A vitamin B12 deficiency can go unnoticed and cause symptoms like numb limbs and a yellow tinge to the skin and eyes. A dietitian explains how to get enough.
- Vitamin B12, a nutrient found mostly in animal products, is vital for healthy nerves and blood cells.
- A deficiency can go unnoticed because it can cause symptoms that are shared with other conditions.
Vitamin B12 deficiency — which can go unnoticed but eventually cause a range of symptoms including numb limbs and yellow skin and eyes — can be prevented by eating certain foods, according to a dietitian.
Most people in the US eat enough of the nutrient, National Institutes of Health data suggests.
However, Dr. Brad Kamitaki, an assistant professor of neurology at Rutgers Robert Wood Johnson Medical School, previously told Insider that vitamin B12 deficiency "can be undiagnosed or underdiagnosed since symptoms can be nonspecific," like fatigue, tongue swelling, palpitations, and arm or leg tingling.
Vitamin B12 deficiency typically has two causes: malabsorption, because of conditions like celiac disease, or inadequate intake.
Symptoms can take years to appear despite inadequate intake, because the body can store it.
Insider recently shared the story of a woman who woke up with pins and needles, which were caused by a severe vitamin B12 deficiency.
You don't need to track your vitamin B12 intake if you eat animal products
The vitamin is found naturally in meat, eggs, and dairy products.
Priya Tew, a registered dietitian and founder at Dietitian UK, told Insider that most people don't need to be counting or tracking their daily intake, especially if they eat animal products most days.
It's not that we have to be eating lots and lots of these foods, it's just about having some of them in your diet overall, Tew said.
The NIH recommends that the average US adult consumes 2.4 micrograms of vitamin B12 every day. For example, 3 ounces of cooked salmon or pan-fried beef contains all of the vitamin B12 that you need for the day, and a cup of 2% fat cow's milk contains half.

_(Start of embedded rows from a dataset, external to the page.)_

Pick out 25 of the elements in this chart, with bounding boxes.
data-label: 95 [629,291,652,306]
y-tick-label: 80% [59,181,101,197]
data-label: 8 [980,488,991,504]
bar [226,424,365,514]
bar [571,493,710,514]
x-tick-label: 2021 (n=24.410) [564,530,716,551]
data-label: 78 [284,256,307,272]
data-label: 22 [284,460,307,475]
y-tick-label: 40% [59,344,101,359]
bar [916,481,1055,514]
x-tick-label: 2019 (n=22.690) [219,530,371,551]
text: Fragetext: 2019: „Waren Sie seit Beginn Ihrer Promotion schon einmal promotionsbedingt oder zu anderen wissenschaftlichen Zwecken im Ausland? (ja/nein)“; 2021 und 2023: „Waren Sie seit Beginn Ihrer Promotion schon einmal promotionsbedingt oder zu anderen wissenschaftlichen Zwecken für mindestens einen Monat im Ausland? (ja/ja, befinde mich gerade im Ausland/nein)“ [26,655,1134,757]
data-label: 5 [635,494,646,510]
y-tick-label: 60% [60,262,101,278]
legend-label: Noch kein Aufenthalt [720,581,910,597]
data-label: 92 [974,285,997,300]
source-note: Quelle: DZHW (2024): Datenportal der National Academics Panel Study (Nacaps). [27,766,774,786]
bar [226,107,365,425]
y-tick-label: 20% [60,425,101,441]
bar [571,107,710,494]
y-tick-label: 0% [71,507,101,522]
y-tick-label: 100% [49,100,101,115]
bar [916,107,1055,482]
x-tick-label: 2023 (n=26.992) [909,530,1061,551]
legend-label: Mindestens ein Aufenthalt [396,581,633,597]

People may need more of the vitamin when pregnant — up to 2.6 micrograms — or breastfeeding — up to 2.8 micrograms — when the body has a higher demand for it and deficiencies may cause harm to babies, like developmental delays and anemia.
Vegans should get their vitamin B12 status checked
Vegans and those that haven't eaten eggs, dairy, and meat for more than 5 years are at risk of a vitamin B12 deficiency, according to the British Dietetic Association (BDA), and should get their status checked.
People who don't eat animal products can get vitamin B12 from fortified breakfast cereals, nutritional yeast flakes, and marmite, Tew said.
She said that it is "really important" that people who don't drink cow's milk have plant milks that are fortified with vitamin B12.
The BDA recommends that long-term vegetarians and vegans take supplements of around 10 micrograms per day as required.
Vitamin B12 is water soluble, so if you take more than the daily allowance then your body pees it out.
People should consult a doctor or dietitian before starting supplements, according to Tew, to ensure they don't have an underlying medical condition causing the deficiency and so they don't interact with other medications.